TL;DR: it seems I am doing is better with my style and my ports compared to just rebalancing on Monday each week. By that i mean, rebalancing each day (including Friday) rather than continuing to buy or sell during the week on Monday’s data gives me better returns. I think that is mathematically provable with my ports. And it makes sense that it might work that way as one might rationally consider that more recent data could help at times.
My point is my Friday sim does poorly because it uses Monday’s data for the rebalance (5 day old data) and not Friday’s data. The Monday sim has the advantage of using data that would have been uploaded into P123 the night before.
My Friday sim doing poorly (and my Friday sim does indeed perform poorly) due to that fact that it is using 5-day-old data and has nothing to say about the day-of-the-week-effect. My Friday sim does portly while my port does well.
I only buy and sell on Friday for my Friday live port, yes.
But I also have a Monday port (rebalanced only on Mondays) and Tuesday port (rebalanced on Tuesdays only ) a Wednesday port (rebalanced on Wednesdays only) a Thursdays port (rebalanced only on Thursdays only), I have already discussed my Friday port rebalances.
My Friday live port is nothing like my sim (with regard to holdings or returns). The sim is not an accurate backtest of my port for the reasons In my first post and above in this post.

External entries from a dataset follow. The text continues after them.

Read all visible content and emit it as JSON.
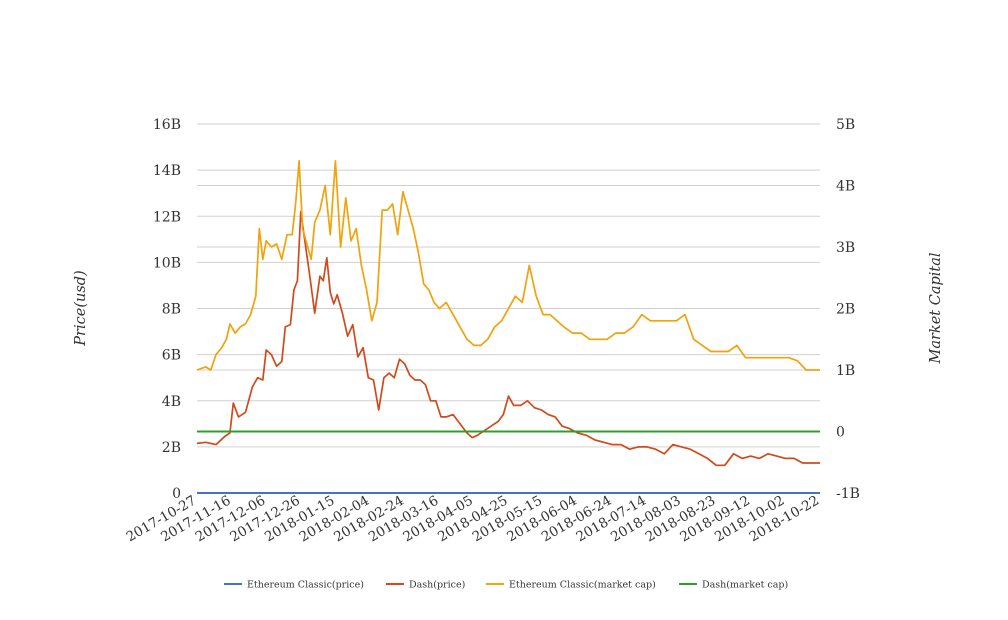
{
  "chart_data": {
    "type": "line",
    "ylabel_left": "Price(usd)",
    "ylabel_right": "Market Capital",
    "yticks_left": [
      "0",
      "2B",
      "4B",
      "6B",
      "8B",
      "10B",
      "12B",
      "14B",
      "16B"
    ],
    "yticks_right": [
      "-1B",
      "0",
      "1B",
      "2B",
      "3B",
      "4B",
      "5B"
    ],
    "ylim_left": [
      0,
      16000000000
    ],
    "ylim_right": [
      -1000000000,
      5000000000
    ],
    "xticks": [
      "2017-10-27",
      "2017-11-16",
      "2017-12-06",
      "2017-12-26",
      "2018-01-15",
      "2018-02-04",
      "2018-02-24",
      "2018-03-16",
      "2018-04-05",
      "2018-04-25",
      "2018-05-15",
      "2018-06-04",
      "2018-06-24",
      "2018-07-14",
      "2018-08-03",
      "2018-08-23",
      "2018-09-12",
      "2018-10-02",
      "2018-10-22"
    ],
    "xlim": [
      "2017-10-27",
      "2018-10-22"
    ],
    "grid": true,
    "legend_position": "bottom",
    "colors": {
      "etc_price": "#4472c4",
      "dash_price": "#d04a1c",
      "etc_mcap": "#f0a30a",
      "dash_mcap": "#2ca02c",
      "grid": "#d0d0d0"
    },
    "series": [
      {
        "name": "Ethereum Classic(price)",
        "axis": "left",
        "x": [
          "2017-10-27",
          "2018-10-22"
        ],
        "y": [
          0,
          0
        ]
      },
      {
        "name": "Dash(price)",
        "axis": "left",
        "x": [
          "2017-10-27",
          "2017-11-01",
          "2017-11-07",
          "2017-11-12",
          "2017-11-15",
          "2017-11-17",
          "2017-11-20",
          "2017-11-24",
          "2017-11-28",
          "2017-12-01",
          "2017-12-04",
          "2017-12-06",
          "2017-12-09",
          "2017-12-12",
          "2017-12-15",
          "2017-12-17",
          "2017-12-20",
          "2017-12-22",
          "2017-12-24",
          "2017-12-26",
          "2017-12-28",
          "2017-12-31",
          "2018-01-03",
          "2018-01-06",
          "2018-01-08",
          "2018-01-10",
          "2018-01-12",
          "2018-01-14",
          "2018-01-16",
          "2018-01-19",
          "2018-01-22",
          "2018-01-25",
          "2018-01-28",
          "2018-01-31",
          "2018-02-03",
          "2018-02-06",
          "2018-02-09",
          "2018-02-12",
          "2018-02-15",
          "2018-02-18",
          "2018-02-21",
          "2018-02-24",
          "2018-02-27",
          "2018-03-02",
          "2018-03-05",
          "2018-03-08",
          "2018-03-11",
          "2018-03-14",
          "2018-03-17",
          "2018-03-20",
          "2018-03-24",
          "2018-03-28",
          "2018-04-01",
          "2018-04-04",
          "2018-04-07",
          "2018-04-11",
          "2018-04-15",
          "2018-04-19",
          "2018-04-22",
          "2018-04-25",
          "2018-04-28",
          "2018-05-02",
          "2018-05-06",
          "2018-05-10",
          "2018-05-14",
          "2018-05-18",
          "2018-05-22",
          "2018-05-26",
          "2018-05-30",
          "2018-06-04",
          "2018-06-09",
          "2018-06-14",
          "2018-06-19",
          "2018-06-24",
          "2018-06-29",
          "2018-07-04",
          "2018-07-09",
          "2018-07-14",
          "2018-07-19",
          "2018-07-24",
          "2018-07-29",
          "2018-08-03",
          "2018-08-08",
          "2018-08-13",
          "2018-08-18",
          "2018-08-23",
          "2018-08-28",
          "2018-09-02",
          "2018-09-07",
          "2018-09-12",
          "2018-09-17",
          "2018-09-22",
          "2018-09-27",
          "2018-10-02",
          "2018-10-07",
          "2018-10-12",
          "2018-10-17",
          "2018-10-22"
        ],
        "y": [
          2150000000,
          2200000000,
          2100000000,
          2450000000,
          2600000000,
          3900000000,
          3300000000,
          3500000000,
          4600000000,
          5000000000,
          4900000000,
          6200000000,
          6000000000,
          5500000000,
          5700000000,
          7200000000,
          7300000000,
          8800000000,
          9200000000,
          12200000000,
          11100000000,
          9500000000,
          7800000000,
          9400000000,
          9200000000,
          10200000000,
          8700000000,
          8200000000,
          8600000000,
          7800000000,
          6800000000,
          7300000000,
          5900000000,
          6300000000,
          5000000000,
          4900000000,
          3600000000,
          5000000000,
          5200000000,
          5000000000,
          5800000000,
          5600000000,
          5100000000,
          4900000000,
          4900000000,
          4700000000,
          4000000000,
          4000000000,
          3300000000,
          3300000000,
          3400000000,
          3000000000,
          2600000000,
          2400000000,
          2500000000,
          2700000000,
          2900000000,
          3100000000,
          3400000000,
          4200000000,
          3800000000,
          3800000000,
          4000000000,
          3700000000,
          3600000000,
          3400000000,
          3300000000,
          2900000000,
          2800000000,
          2600000000,
          2500000000,
          2300000000,
          2200000000,
          2100000000,
          2100000000,
          1900000000,
          2000000000,
          2000000000,
          1900000000,
          1700000000,
          2100000000,
          2000000000,
          1900000000,
          1700000000,
          1500000000,
          1200000000,
          1200000000,
          1700000000,
          1500000000,
          1600000000,
          1500000000,
          1700000000,
          1600000000,
          1500000000,
          1500000000,
          1300000000,
          1300000000,
          1300000000
        ]
      },
      {
        "name": "Ethereum Classic(market cap)",
        "axis": "right",
        "x": [
          "2017-10-27",
          "2017-11-01",
          "2017-11-04",
          "2017-11-07",
          "2017-11-10",
          "2017-11-13",
          "2017-11-15",
          "2017-11-18",
          "2017-11-21",
          "2017-11-24",
          "2017-11-27",
          "2017-11-30",
          "2017-12-02",
          "2017-12-04",
          "2017-12-06",
          "2017-12-09",
          "2017-12-12",
          "2017-12-15",
          "2017-12-18",
          "2017-12-21",
          "2017-12-23",
          "2017-12-25",
          "2017-12-27",
          "2017-12-29",
          "2018-01-01",
          "2018-01-03",
          "2018-01-06",
          "2018-01-09",
          "2018-01-12",
          "2018-01-15",
          "2018-01-18",
          "2018-01-21",
          "2018-01-24",
          "2018-01-27",
          "2018-01-30",
          "2018-02-02",
          "2018-02-05",
          "2018-02-08",
          "2018-02-11",
          "2018-02-14",
          "2018-02-17",
          "2018-02-20",
          "2018-02-23",
          "2018-02-26",
          "2018-03-01",
          "2018-03-04",
          "2018-03-07",
          "2018-03-10",
          "2018-03-13",
          "2018-03-16",
          "2018-03-20",
          "2018-03-24",
          "2018-03-28",
          "2018-04-01",
          "2018-04-05",
          "2018-04-09",
          "2018-04-13",
          "2018-04-17",
          "2018-04-21",
          "2018-04-25",
          "2018-04-29",
          "2018-05-03",
          "2018-05-07",
          "2018-05-11",
          "2018-05-15",
          "2018-05-19",
          "2018-05-23",
          "2018-05-27",
          "2018-06-01",
          "2018-06-06",
          "2018-06-11",
          "2018-06-16",
          "2018-06-21",
          "2018-06-26",
          "2018-07-01",
          "2018-07-06",
          "2018-07-11",
          "2018-07-16",
          "2018-07-21",
          "2018-07-26",
          "2018-07-31",
          "2018-08-05",
          "2018-08-10",
          "2018-08-15",
          "2018-08-20",
          "2018-08-25",
          "2018-08-30",
          "2018-09-04",
          "2018-09-09",
          "2018-09-14",
          "2018-09-19",
          "2018-09-24",
          "2018-09-29",
          "2018-10-04",
          "2018-10-09",
          "2018-10-14",
          "2018-10-19",
          "2018-10-22"
        ],
        "y": [
          1000000000,
          1050000000,
          1000000000,
          1250000000,
          1350000000,
          1500000000,
          1750000000,
          1600000000,
          1700000000,
          1750000000,
          1900000000,
          2200000000,
          3300000000,
          2800000000,
          3100000000,
          3000000000,
          3050000000,
          2800000000,
          3200000000,
          3200000000,
          3700000000,
          4400000000,
          3300000000,
          3100000000,
          2800000000,
          3400000000,
          3600000000,
          4000000000,
          3200000000,
          4400000000,
          3000000000,
          3800000000,
          3100000000,
          3300000000,
          2700000000,
          2300000000,
          1800000000,
          2100000000,
          3600000000,
          3600000000,
          3700000000,
          3200000000,
          3900000000,
          3600000000,
          3300000000,
          2900000000,
          2400000000,
          2300000000,
          2100000000,
          2000000000,
          2100000000,
          1900000000,
          1700000000,
          1500000000,
          1400000000,
          1400000000,
          1500000000,
          1700000000,
          1800000000,
          2000000000,
          2200000000,
          2100000000,
          2700000000,
          2200000000,
          1900000000,
          1900000000,
          1800000000,
          1700000000,
          1600000000,
          1600000000,
          1500000000,
          1500000000,
          1500000000,
          1600000000,
          1600000000,
          1700000000,
          1900000000,
          1800000000,
          1800000000,
          1800000000,
          1800000000,
          1900000000,
          1500000000,
          1400000000,
          1300000000,
          1300000000,
          1300000000,
          1400000000,
          1200000000,
          1200000000,
          1200000000,
          1200000000,
          1200000000,
          1200000000,
          1150000000,
          1000000000,
          1000000000,
          1000000000
        ]
      },
      {
        "name": "Dash(market cap)",
        "axis": "right",
        "x": [
          "2017-10-27",
          "2018-10-22"
        ],
        "y": [
          0,
          0
        ]
      }
    ]
  }
}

For me Friday is the best port of all them (while the sim does poorly). One reason that when the AI/ML is full rolled out I would like to be able to rebalance on Fridays easily.
One way to deal with liquidity problems like that would be to run 5 ports that are 1/5th the size of the a larger port that takes several days to rebalance because of liquidity concerns. The five ports would spaced out over the week (a port for each day of the trading week).
Personally, I would finish the rebalance each day by the close. Hopeing the next day would be better (assuming the rebalance the next day even includes that stock after a large price movement that made it difficult tp fill the entire order). But there would be other rational ways to dea with that (none quite as good in my opinion).
Not only is each buy-order 1/5 the size allowing you to move in or out of a position gradually, but you are no longer chasing a stock that had a bad announcement, a change in analysis opinions or had a price change large enough to have a significant effect on the value factors. A large price change would probably affect every value factor wouldn’t it?
BTW, a designer (P123) could run the same port 5 days a week and ethically increase the number of subscribers allowed (without liquidity concerns) by a factor, perhaps, of 3, 4 or even 5.
TL;DR: I think this is an accurate analogy that should simplify this discussion. When making a decision as to whether to enter an intersect it dose not hurt, at least, to have live information on the traffic light (red or green) or the traffic patterns (what other cars are doing). I am not sure how old the information can be to work for me at a traffic light but I suggest there is a limit. A limit for all information really including stock information.
For gaming microsecond latencies are an extremely serious problem addressed by programmers. If the latency reaches a second (for headphones or with another player in a remotet location) the game is useless. If there is some game/theory and high-frequency trading none of this should be anything to not consider seriously. Each port will have its own latency beyond which it is useless.
This is a real problem Apple has accessed with gaming on its computers. Decreasing the latency with AirPods and acknowledging that Beats headphones are seldom adequate for gaming. For casual-gaming a latency of 100 -150 milliseconds is adequate but hardcore games demand better. It was also a consideration in updrading to the Bluetooth 5.0 standard.
Anyway, it is my believe that 5 days is not so good for some stock ports but this is not a new problem. High-frequency traders even put servers next to the exchange using fiber-optics to mitigate the limits of the speed of light (and electric currents).